The commutative property of addition involves switching two terms that are separated by an addition symbol. For example, the expression 2a + c is the equivalent of c + 2a. Notice the commutative property is performed to switch the order of the expressions. This proves to be useful when attempting to combine like terms in the following expression: 2a + c + 3a. Using the commutative property, the algebraic expression can be written as c + 2a + 3a so that the like terms are paired together if you wish to combine them (c + 5a).
The commutative property of multiplication involves switching two terms that are separated by a multiplication symbol. For example, the expression 5 * 6 is the equivalent of 6 * 5. Notice the commutative property is performed to switch the order of the expressions. This property is useful when deciding how much of a particular object to use to cover a shape (e.g., rectangle). For example, if you plan to rotate the original layout plan for a garden by switching the length with the width, you may do so without requiring more fertilizer to cover the area. The product or total area has not changed when the dimensions are switched.
The associative property of addition involves combining two terms that were not originally associated together. For example, the expression (2a + b) + 3a is the equivalent of (2a + 3a) + b. Notice the associative property is often performed to combine like terms. The terms 2a and 3a can be combined to form an equivalent expression, 5a.

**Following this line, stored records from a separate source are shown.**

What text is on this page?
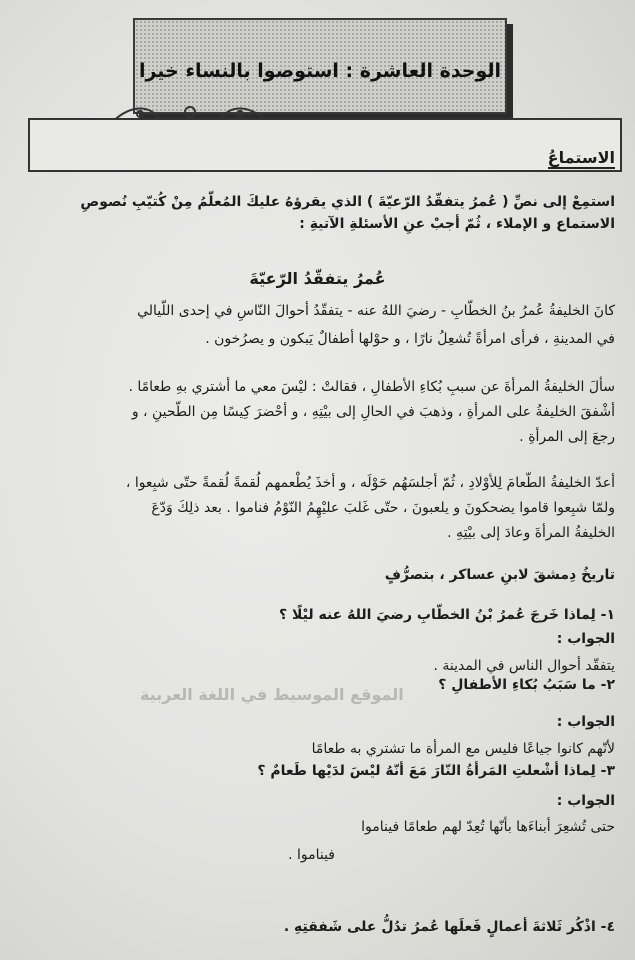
الوحدة العاشرة : استوصوا بالنساء خيرا
الاستماعُ
استمِعْ إلى نصِّ ( عُمرُ يتفقّدُ الرّعيّةَ ) الذي يقرؤهُ عليكَ المُعلّمُ مِنْ كُتيّبِ نُصوصِ
الاستماع و الإملاء ، ثُمّ أجبْ عنِ الأسئلةِ الآتيةِ :
عُمرُ يتفقّدُ الرّعيّةَ
كانَ الخليفةُ عُمرُ بنُ الخطّابِ - رضيَ اللهُ عنه - يتفقّدُ أحوالَ النّاسِ في إحدى اللّيالي
في المدينةِ ، فرأى امرأةً تُشعِلُ نارًا ، و حوْلها أطفالٌ يَبكون و يصرُخون .
سألَ الخليفةُ المرأةَ عن سببِ بُكاءِ الأطفالِ ، فقالتْ : ليْسَ معي ما أشتري بهِ طعامًا .
أشْفقَ الخليفةُ على المرأةِ ، وذهبَ في الحالِ إلى بيْتِهِ ، و أحْضرَ كِيسًا مِن الطّحينِ ، و
رجعَ إلى المرأةِ .
أعدّ الخليفةُ الطّعامَ لِلأوْلادِ ، ثُمّ أجلسَهُم حَوْلَه ، و أخذَ يُطْعمهم لُقمةً لُقمةً حتّى شبِعوا ،
ولمّا شبِعوا قاموا يضحكونَ و يلعبونَ ، حتّى غَلبَ عليْهِمُ النّوْمُ فناموا . بعد ذلِكَ وَدّعَ
الخليفةُ المرأةَ وعادَ إلى بيْتِهِ .
تاريخُ دِمشقَ لابنِ عساكر ، بتصرُّفٍ
١- لِماذا خَرجَ عُمرُ بْنُ الخطّابِ رضيَ اللهُ عنه ليْلًا ؟
الجواب :
يتفقّد أحوال الناس في المدينة .
٢- ما سَبَبُ بُكاءِ الأطفالِ ؟
الموقع الموسيط في اللغة العربية
الجواب :
لأنّهم كانوا جياعًا فليس مع المرأة ما تشتري به طعامًا
٣- لِماذا أشْعلتِ المَرأةُ النّارَ مَعَ أنّهُ ليْسَ لدَيْها طَعامٌ ؟
الجواب :
حتى تُشعِرَ أبناءَها بأنّها تُعِدّ لهم طعامًا فيناموا
فيناموا .
٤- اذْكُر ثَلاثةَ أعمالٍ فَعلَها عُمرُ تدُلُّ على شَفقتِهِ .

The associative property of multiplication involves multiplying two terms that were not originally associated together. For example, the expression (2 * 324) * 2 is the equivalent of (2 * 2) * 324. Notice the associative property is often performed to lessen the use of mental strain when multiplying various quantities using mental math. For example, it is easier to multiply 2 * 2 first, then multiply that product by the large quantity, rather than have to multiply a large quantity twice when a calculator is unavailable.